Одни словом, с ее живописью у меня отношение до конца и полноценно не сложились. Сложились только отношения с её личностью, встающей рано утром, идущей в мастерскую работать, как она говорили. И это я уверен от отца, от Ильи Львовича. Бесконечно работать, чтобы не остановилось сердце. Бесконечно поддерживать других, поддерживая саму себя тем самым. Она стеной окружила себя от мира друзьями. Стеной буквально.

Мне могут сейчас друзья сказать: «А вот, вы не попали в число ее близких друзей, и последние годы вы не занимались ею, и в живописи ее совершенно не разбираетесь!». И они будут правы. Я не разбираюсь в ее живописи, как и вообще в живописи. Я не разбираюсь, кто из них талантлив более, кто менее.

Я говорю сейчас о личности человеческой, ее личность огромна, во многом непостижима. Иногда она бывает чрезвычайно, нестерпимо холодной во имя каких-то высоких целей.

Прошли годы, и кто-то мне сказал, что существует портрет четырех режиссеров, ее любимых.
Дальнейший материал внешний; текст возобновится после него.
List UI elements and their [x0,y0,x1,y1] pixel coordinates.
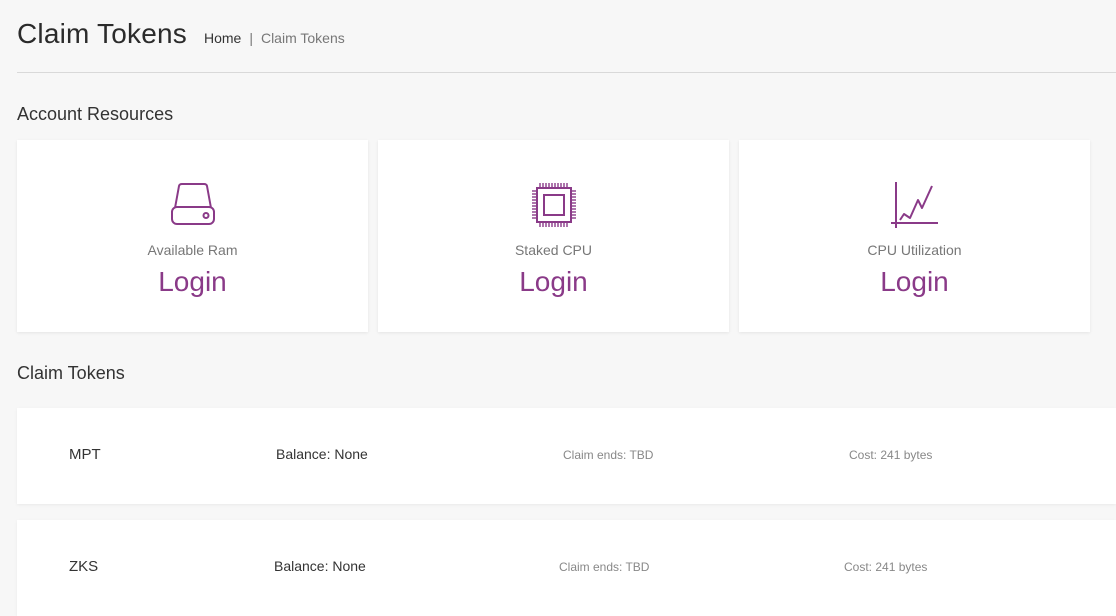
account-resources-title: Account Resources [17,104,174,124]
token-row-mpt[interactable]: MPT Balance: None Claim ends: TBD Cost: … [17,408,1116,504]
card-label: Available Ram [147,242,238,258]
token-balance: Balance: None [274,558,366,574]
breadcrumb-separator: | [249,30,253,46]
card-label: CPU Utilization [867,242,962,258]
token-cost: Cost: 241 bytes [844,560,928,574]
resource-card-cpu: Staked CPU Login [378,140,729,332]
card-login-link[interactable]: Login [17,266,368,298]
page-title: Claim Tokens [17,18,187,49]
claim-tokens-title: Claim Tokens [17,363,125,383]
token-symbol: ZKS [69,558,99,575]
page-header: Claim Tokens Home | Claim Tokens [17,18,345,50]
token-claim-ends: Claim ends: TBD [559,560,650,574]
token-balance: Balance: None [276,446,368,462]
resource-card-ram: Available Ram Login [17,140,368,332]
hard-drive-icon [170,183,215,225]
cpu-chip-icon [531,183,576,227]
card-login-link[interactable]: Login [378,266,729,298]
token-cost: Cost: 241 bytes [849,448,933,462]
token-row-zks[interactable]: ZKS Balance: None Claim ends: TBD Cost: … [17,520,1116,616]
breadcrumb: Home | Claim Tokens [204,30,345,46]
token-claim-ends: Claim ends: TBD [563,448,654,462]
line-chart-icon [890,182,938,228]
resource-card-cpu-utilization: CPU Utilization Login [739,140,1090,332]
card-label: Staked CPU [514,242,593,258]
card-login-link[interactable]: Login [739,266,1090,298]
breadcrumb-current: Claim Tokens [260,30,345,46]
header-divider [17,72,1116,73]
breadcrumb-home-link[interactable]: Home [204,30,241,46]
token-symbol: MPT [69,446,101,463]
Я знаю, что вхожу в эту четверку, как можно догадаться, это были Наум Орлов, Феликс Берман, потрясающий режиссер, с которым она меня познакомила, Петя Фоменко и я. Эти четыре режиссера были режиссерами ее жизни, как она считала. И она написала нашу общую картину, которой я не помнил. И я обратился к Тате в разговоре, потому что мы очень сблизились в последние её месяцы, спросил у нее: «А где эта картина, где нас четверо? Я никогда ее не видел». Она говорит: «Как? Вы что? Она в моих каталогах». Позвонили Олегу, ее другу, ученику: «Где эта картина?». Он тоже не видел, он видел картину трех режиссеров, ушедших, то есть Пети, Петра Наумовича, Наума Юрьевича и Феликса Соломоновича. Наконец, добрались до челябинского каталога, где я должен был быть. Нет меня. И Тата говорит: «Вы можете себе представить, я придумала всю композицию с четырьмя режиссерами, и вас не написала. В композиции вы есть, а на картине нет». Я говорю: «Вы знаете что, пусть они возьмут меня на руки, эти трое, и держат меня, пока я, слава Богу, жив, как маленького, и я буду четвертым таким вашим сосунком на картине». Она засмеялась: «Нет я велела Олегу вместе со мной дописать это».

То есть сделать картину, дописать меня. Годы помешали дописать меня сразу. И я вдруг спохватился перед ее смертью с жутким страхом. И сказал и Олегу, и ей: «Категорически настаиваю, чтобы я никогда не был на этой картине». На что Тата сказала: «Но я писала их живыми». А на это я сказал: «Мне неважно, Тата, я Вас боюсь. Ваше желание привести всё в систему, к единой гармонии, к целому приведет к тому, что я просто кокнусь на месте, и не будет меня. А я не хочу, хочу еще пожить без вашего вмешательства».

Эта наша последняя смешная история.

А как мы говорили с ней. Как в первые дни. Я беспрерывно ей перезванивал, чтобы сказать ей: «Я вас целую. Я вас целую. Я вас целую…»

Может быть, это какая-то моя особенность что-то угадывать, а может случайность, но, в общем, я с ней попрощался. Как-то попрощался. Она тепла ко мне, и здесь в последние дни она проявила это тепло вовсю, и Там.

И я совершенно счастлив, что появился в моей жизни такой человек, вызывающий сложные эмоции, но самое главное, ответивший моему сердцу на его первые юношеские устремления, на его желание увидеть свой театр таким, каким я его сейчас построил.